Je me rassois confortablement, il ne sert à rien de fixé le passé je le rattraperais un jour mais pour l'instant il faut que j'assure mon avenir.

Le trajet est long et pénible, la calèche est froide, sombre et humide, et la lanterne se balance au rythme des bruits de sabots des chevaux. La flamme vacille et s'éteint un peu comme le souffle de vie qui m'habitait avant que je ne quitte mon domicile et ma famille. Je ferme les yeux, il ne sert à rien d'atteindre un espoir qui semble perdu dans les ténèbres qui entoure mon monde, à jamais. Peut-être un jour trouverais je le bonheur ??

Le sommeil s'empare de moi, réparateur, promesse, aucun souci, dans mes rêves je peux tout voir tous ce qui me manque.
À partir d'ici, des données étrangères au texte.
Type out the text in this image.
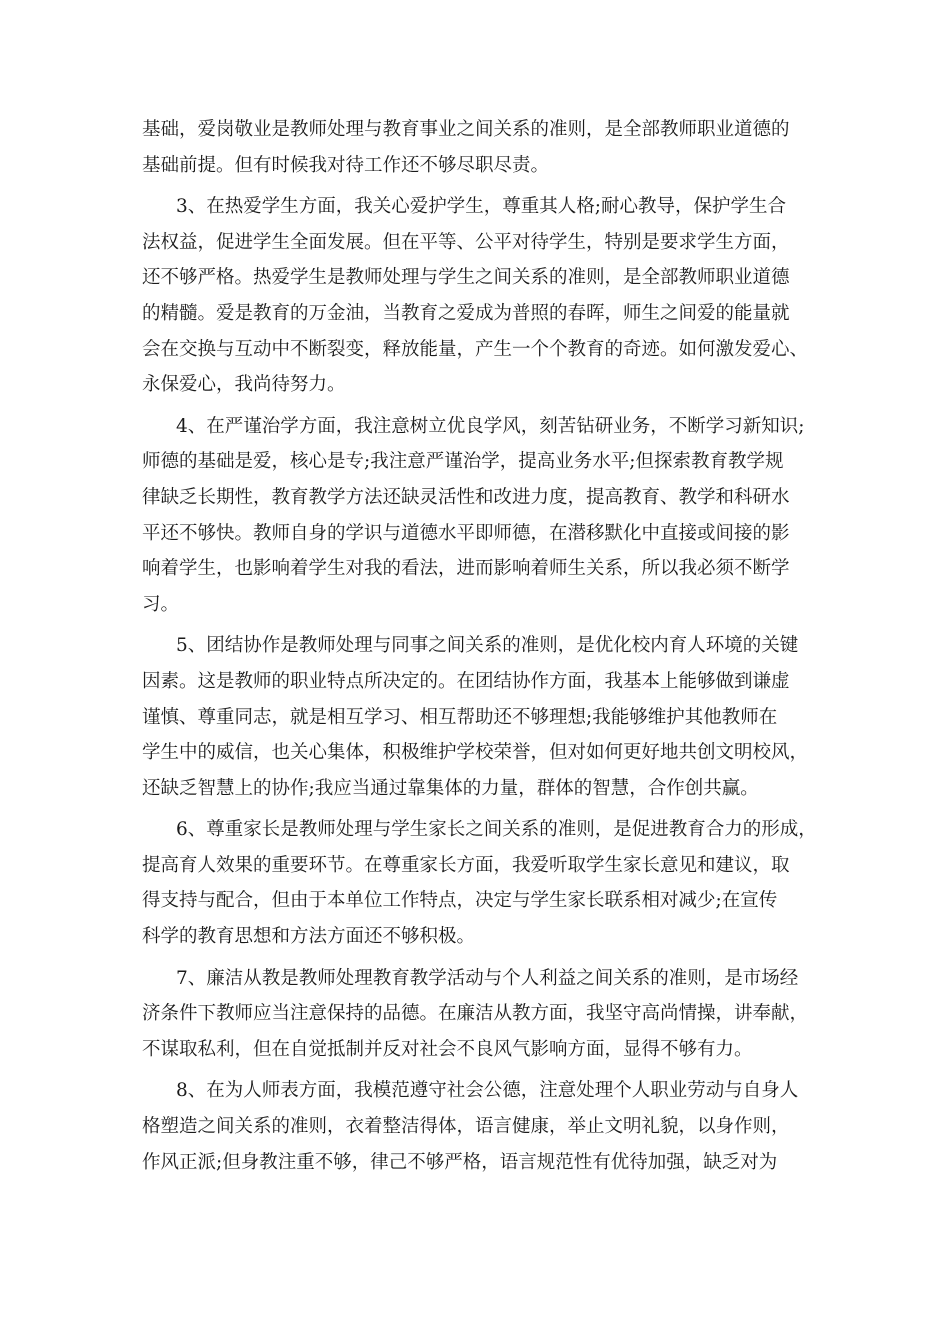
基础，爱岗敬业是教师处理与教育事业之间关系的准则，是全部教师职业道德的
基础前提。但有时候我对待工作还不够尽职尽责。
3、在热爱学生方面，我关心爱护学生，尊重其人格;耐心教导，保护学生合
法权益，促进学生全面发展。但在平等、公平对待学生，特别是要求学生方面，
还不够严格。热爱学生是教师处理与学生之间关系的准则，是全部教师职业道德
的精髓。爱是教育的万金油，当教育之爱成为普照的春晖，师生之间爱的能量就
会在交换与互动中不断裂变，释放能量，产生一个个教育的奇迹。如何激发爱心、
永保爱心，我尚待努力。
4、在严谨治学方面，我注意树立优良学风，刻苦钻研业务，不断学习新知识;
师德的基础是爱，核心是专;我注意严谨治学，提高业务水平;但探索教育教学规
律缺乏长期性，教育教学方法还缺灵活性和改进力度，提高教育、教学和科研水
平还不够快。教师自身的学识与道德水平即师德，在潜移默化中直接或间接的影
响着学生，也影响着学生对我的看法，进而影响着师生关系，所以我必须不断学
习。
5、团结协作是教师处理与同事之间关系的准则，是优化校内育人环境的关键
因素。这是教师的职业特点所决定的。在团结协作方面，我基本上能够做到谦虚
谨慎、尊重同志，就是相互学习、相互帮助还不够理想;我能够维护其他教师在
学生中的威信，也关心集体，积极维护学校荣誉，但对如何更好地共创文明校风，
还缺乏智慧上的协作;我应当通过靠集体的力量，群体的智慧，合作创共赢。
6、尊重家长是教师处理与学生家长之间关系的准则，是促进教育合力的形成，
提高育人效果的重要环节。在尊重家长方面，我爱听取学生家长意见和建议，取
得支持与配合，但由于本单位工作特点，决定与学生家长联系相对减少;在宣传
科学的教育思想和方法方面还不够积极。
7、廉洁从教是教师处理教育教学活动与个人利益之间关系的准则，是市场经
济条件下教师应当注意保持的品德。在廉洁从教方面，我坚守高尚情操，讲奉献，
不谋取私利，但在自觉抵制并反对社会不良风气影响方面，显得不够有力。
8、在为人师表方面，我模范遵守社会公德，注意处理个人职业劳动与自身人
格塑造之间关系的准则，衣着整洁得体，语言健康，举止文明礼貌，以身作则，
作风正派;但身教注重不够，律己不够严格，语言规范性有优待加强，缺乏对为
Je ne vois plus le temps défilé, l'humidité et l'odeur de vieux bois imprègne mes narines, cette senteur de pourriture, désagréable mais si commune, elle me rappelle ma vie, mon âme, moi. Elle s'insinue et pénètre jusqu'à me faire replongée dans les tourbillons de mes souvenirs funestes.
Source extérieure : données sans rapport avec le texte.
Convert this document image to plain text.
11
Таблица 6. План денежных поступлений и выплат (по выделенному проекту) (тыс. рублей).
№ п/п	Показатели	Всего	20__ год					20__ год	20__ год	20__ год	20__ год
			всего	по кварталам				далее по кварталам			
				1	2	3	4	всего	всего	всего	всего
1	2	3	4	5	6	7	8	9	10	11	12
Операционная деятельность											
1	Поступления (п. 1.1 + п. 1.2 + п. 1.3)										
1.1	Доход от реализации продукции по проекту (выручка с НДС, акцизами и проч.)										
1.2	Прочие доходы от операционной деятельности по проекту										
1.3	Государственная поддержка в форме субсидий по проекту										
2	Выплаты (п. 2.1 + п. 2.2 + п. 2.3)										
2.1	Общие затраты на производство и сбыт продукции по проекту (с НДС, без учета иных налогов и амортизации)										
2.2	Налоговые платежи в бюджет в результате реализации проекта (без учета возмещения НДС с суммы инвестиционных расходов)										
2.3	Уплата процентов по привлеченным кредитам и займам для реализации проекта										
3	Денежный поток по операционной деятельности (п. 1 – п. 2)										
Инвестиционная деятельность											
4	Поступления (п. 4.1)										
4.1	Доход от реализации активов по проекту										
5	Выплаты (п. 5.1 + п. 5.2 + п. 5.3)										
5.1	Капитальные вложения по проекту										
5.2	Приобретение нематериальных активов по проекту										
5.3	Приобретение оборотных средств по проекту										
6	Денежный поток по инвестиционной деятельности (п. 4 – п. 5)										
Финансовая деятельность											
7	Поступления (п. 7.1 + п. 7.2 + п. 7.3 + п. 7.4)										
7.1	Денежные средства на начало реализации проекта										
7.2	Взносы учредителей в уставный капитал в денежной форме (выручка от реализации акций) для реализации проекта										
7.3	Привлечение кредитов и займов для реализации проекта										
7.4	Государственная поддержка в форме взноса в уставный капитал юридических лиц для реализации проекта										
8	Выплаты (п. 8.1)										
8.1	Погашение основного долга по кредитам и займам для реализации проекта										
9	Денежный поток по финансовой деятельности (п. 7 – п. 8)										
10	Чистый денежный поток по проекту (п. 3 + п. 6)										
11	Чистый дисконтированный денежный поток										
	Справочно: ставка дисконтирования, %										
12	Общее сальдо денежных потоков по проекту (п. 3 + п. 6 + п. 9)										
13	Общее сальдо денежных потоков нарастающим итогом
Et puis tout s'arrête le bruit des sabots, le balancement régulier de la lanterne, les secousses, le silence de la nuit s'engouffre partout, par les interstices, la fenêtre. Je sens mes vêtements de laine, cette jupe épaisse à volant, ce chandail, peser sur mes épaules comme pèse la souffrance sur mon âme. Je m'empare de ma malle et sort, frappée par le vent, je remarque ensuite que je suis arrivée devant un immense bâtiment, une abbaye peut-être ? C'est mon collège, mon internat, à l'éducation stricte, et religieuse, ma nouvelle vie. Je ne peux empêcher les larmes de couler à nouveau sur mes joues creuses. La pluie se met à tomber, elle me soulage d'un poids, je ne peux l'expliquer, de grosses gouttes s'écrasent sur les dalles qui couvrent le sol, et sur moi en se mêlant à mes sanglots étouffés, j'ai l'impression que les dieux veulent m'aider dans cette épreuve, ils pleurent tous autant que moi.
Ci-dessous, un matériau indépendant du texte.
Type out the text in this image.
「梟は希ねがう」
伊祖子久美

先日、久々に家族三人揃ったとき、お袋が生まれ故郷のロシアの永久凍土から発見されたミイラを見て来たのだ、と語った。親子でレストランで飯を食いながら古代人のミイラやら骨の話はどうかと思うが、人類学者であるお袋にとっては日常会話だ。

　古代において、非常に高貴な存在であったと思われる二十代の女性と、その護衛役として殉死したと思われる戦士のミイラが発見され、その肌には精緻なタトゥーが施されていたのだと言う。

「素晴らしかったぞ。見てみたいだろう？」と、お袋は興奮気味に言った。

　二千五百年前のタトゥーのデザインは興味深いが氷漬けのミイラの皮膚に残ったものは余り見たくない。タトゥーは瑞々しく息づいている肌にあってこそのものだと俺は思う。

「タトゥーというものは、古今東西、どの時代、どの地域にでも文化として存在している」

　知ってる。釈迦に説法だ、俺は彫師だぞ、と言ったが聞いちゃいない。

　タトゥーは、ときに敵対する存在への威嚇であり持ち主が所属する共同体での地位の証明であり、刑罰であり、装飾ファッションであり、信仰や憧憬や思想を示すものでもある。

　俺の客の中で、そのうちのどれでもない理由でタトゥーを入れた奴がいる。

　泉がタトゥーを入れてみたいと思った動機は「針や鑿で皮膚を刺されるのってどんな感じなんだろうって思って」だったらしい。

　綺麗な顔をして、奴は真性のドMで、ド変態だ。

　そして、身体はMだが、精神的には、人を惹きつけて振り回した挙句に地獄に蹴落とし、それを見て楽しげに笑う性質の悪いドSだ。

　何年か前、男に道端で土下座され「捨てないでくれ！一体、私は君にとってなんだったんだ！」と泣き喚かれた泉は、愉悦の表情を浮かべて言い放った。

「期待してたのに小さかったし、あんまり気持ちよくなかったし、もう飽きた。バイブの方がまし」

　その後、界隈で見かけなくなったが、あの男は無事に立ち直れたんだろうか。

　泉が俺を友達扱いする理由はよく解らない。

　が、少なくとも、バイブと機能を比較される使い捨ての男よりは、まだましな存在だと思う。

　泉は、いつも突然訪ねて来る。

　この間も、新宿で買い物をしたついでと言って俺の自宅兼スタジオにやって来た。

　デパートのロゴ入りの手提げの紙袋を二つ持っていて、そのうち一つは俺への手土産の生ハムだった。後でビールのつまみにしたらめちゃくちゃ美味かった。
Je reste sous la pluie à attendre un signe, une invitation, rien. Le sort semble vouloir s'acharner sur moi, il me sépare de mes racines, il me laisse ensuite seul sous les larmes des dieux, suis-je maudite ?

Puis vint une none, traversant la cour en trottinant, se couvrant d'une épaisse cape de laine noir, elle m'attrape par le bras sans cérémonie, je la déteste, et m'entraîne je ne sais où au milieu de ce sinistre endroit. Je retombe dans mes pensées qui viennent d'entamer une valse, tournoyant jusqu'à me donner la nausée, dans mon cerveau déjà bien las de ces épreuves. La sœur me sort de mes réflexions en me poussant sur un lit. Je remarque que je suis dans une pièce sombre, avec un lavabo, une armoire qui tient debout par je ne sais quel chance, un lit en bois dur, et un miroir. Sans vraiment oublier la petite fenêtre qui ne laisse pénétrer qu'un infime rayon de lune. Je préférais ma demeure, avec ces fenêtres, cette chaleur dégagée de la cheminée, et ces embruns, ce souffle marins, cette magie des flots lors de grands vents. Je ne pourrais oublier les moments que j'ai passés là bas et je jure qu'un jour j'y retournerais.